The most significant news comes from Spain, where researchers have shown that a simple blood test can diagnose Alzheimer's disease with 94.5% accuracy. That's up from 75.5% accuracy when doctors rely solely on clinical evaluation. The test measures p-tau217, a protein that accumulates abnormally in Alzheimer's patients and shows up in blood before symptoms become severe. What makes this particularly compelling isn't just the accuracy improvement — it's that this study was conducted in real-world medical settings, not highly controlled research labs. Two hundred consecutive patients aged 50 and older with cognitive symptoms were followed through routine neurology consultations and specialized cognitive units. When doctors incorporated the blood test results, they changed their diagnosis for one in four patients. Some who initially seemed to have Alzheimer's turned out to have different conditions entirely. Others dismissed as experiencing normal aging were correctly identified as having early-stage disease. Perhaps most importantly, doctors' confidence in their diagnoses rose from 6.9 to 8.5 on a 10-point scale. This isn't just about accuracy — it's about clinical confidence in one of medicine's most challenging diagnostic territories.
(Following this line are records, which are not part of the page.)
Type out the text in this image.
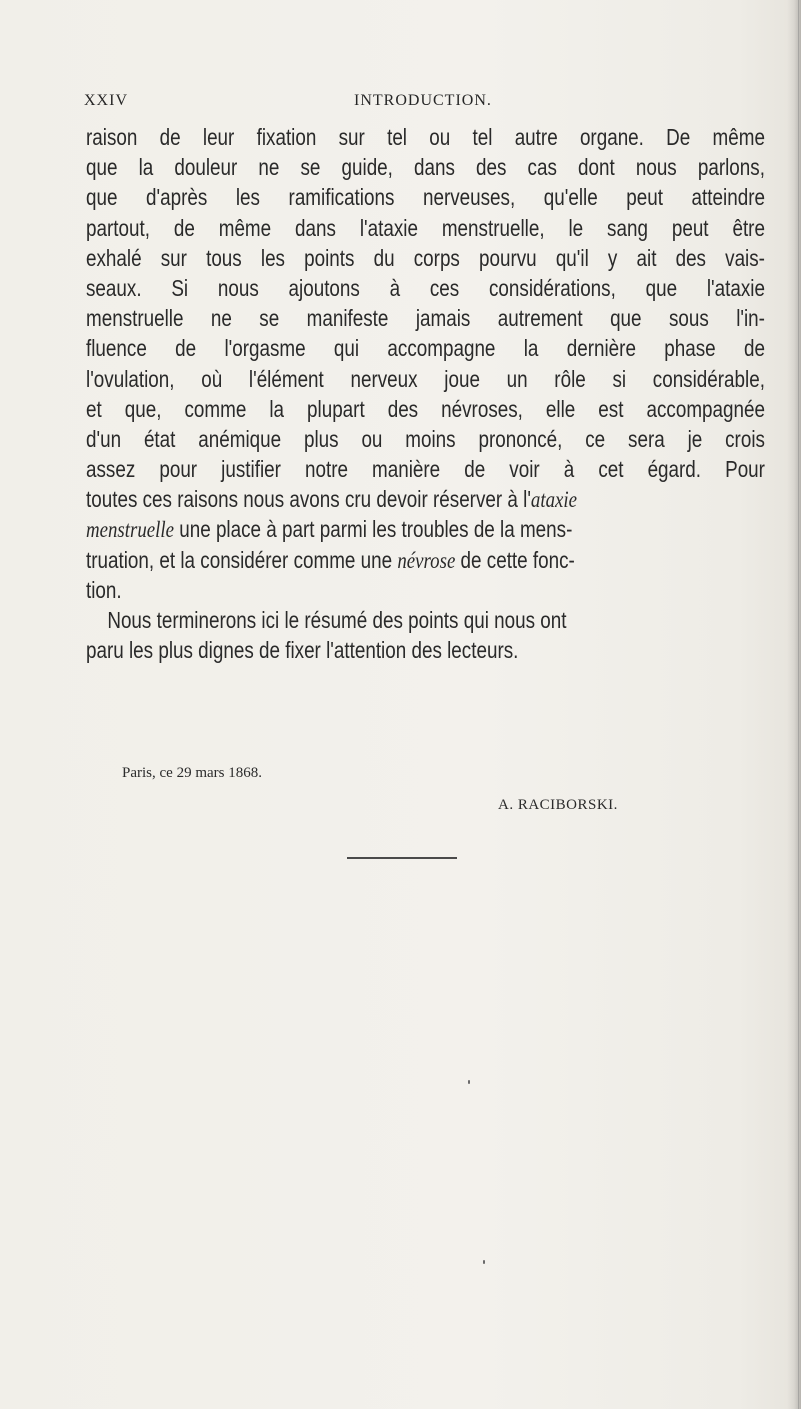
XXIV	INTRODUCTION.
raison de leur fixation sur tel ou tel autre organe. De même
que la douleur ne se guide, dans des cas dont nous parlons,
que d'après les ramifications nerveuses, qu'elle peut atteindre
partout, de même dans l'ataxie menstruelle, le sang peut être
exhalé sur tous les points du corps pourvu qu'il y ait des vais-
seaux. Si nous ajoutons à ces considérations, que l'ataxie
menstruelle ne se manifeste jamais autrement que sous l'in-
fluence de l'orgasme qui accompagne la dernière phase de
l'ovulation, où l'élément nerveux joue un rôle si considérable,
et que, comme la plupart des névroses, elle est accompagnée
d'un état anémique plus ou moins prononcé, ce sera je crois
assez pour justifier notre manière de voir à cet égard. Pour
toutes ces raisons nous avons cru devoir réserver à l'ataxie
menstruelle une place à part parmi les troubles de la mens-
truation, et la considérer comme une névrose de cette fonc-
tion.
Nous terminerons ici le résumé des points qui nous ont
paru les plus dignes de fixer l'attention des lecteurs.
Paris, ce 29 mars 1868.
A. RACIBORSKI.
The implications are substantial. Current Alzheimer's diagnosis typically requires expensive brain scans or invasive spinal taps. They're costly, uncomfortable, and often inaccessible to patients who need them. A blood test that achieves 94.5% accuracy represents a fundamental shift toward early, accessible diagnosis. The protein p-tau217 has been known as a reliable biomarker for some time, but proving its clinical utility in everyday practice is what transforms laboratory curiosity into medical tool. The researchers tested it across every stage of cognitive decline, from early memory complaints to late-stage dementia, and it remained effective throughout. For a rapidly aging global population facing an Alzheimer's epidemic, this could be transformative.

Meanwhile, in the world of hardware liberation, someone with the handle "kittywitch" just successfully ported Coreboot to the ThinkPad X270, and their write-up is a masterclass in technical perseverance. Coreboot is open-source firmware that replaces the proprietary BIOS in your computer — it's what you install if you want complete control over what your machine does when you press the power button. The X270 port started as an adaptation of existing X280 support, which sounds straightforward until you realize that "similar" laptops can differ in ways that make firmware development feel like defusing a bomb while consulting incomplete schematics.

The process began predictably: dump the existing BIOS for backup and reverse engineering, set up a Raspberry Pi-based SPI flash programmer, and start building modified firmware based on the closest existing support. Then reality intervened. While attempting to connect the programmer clips to the laptop's flash chip, they accidentally knocked off a tiny capacitor. Not just any capacitor, but one so small that when they tried to resolder it, it "pinged off into orbit to never be seen again." This required ordering replacement parts, consulting circuit schematics to identify the exact component, and learning surface-mount soldering on components smaller than a grain of rice. The capacitor was 0.8x1.6mm — roughly the size of a large speck of dust.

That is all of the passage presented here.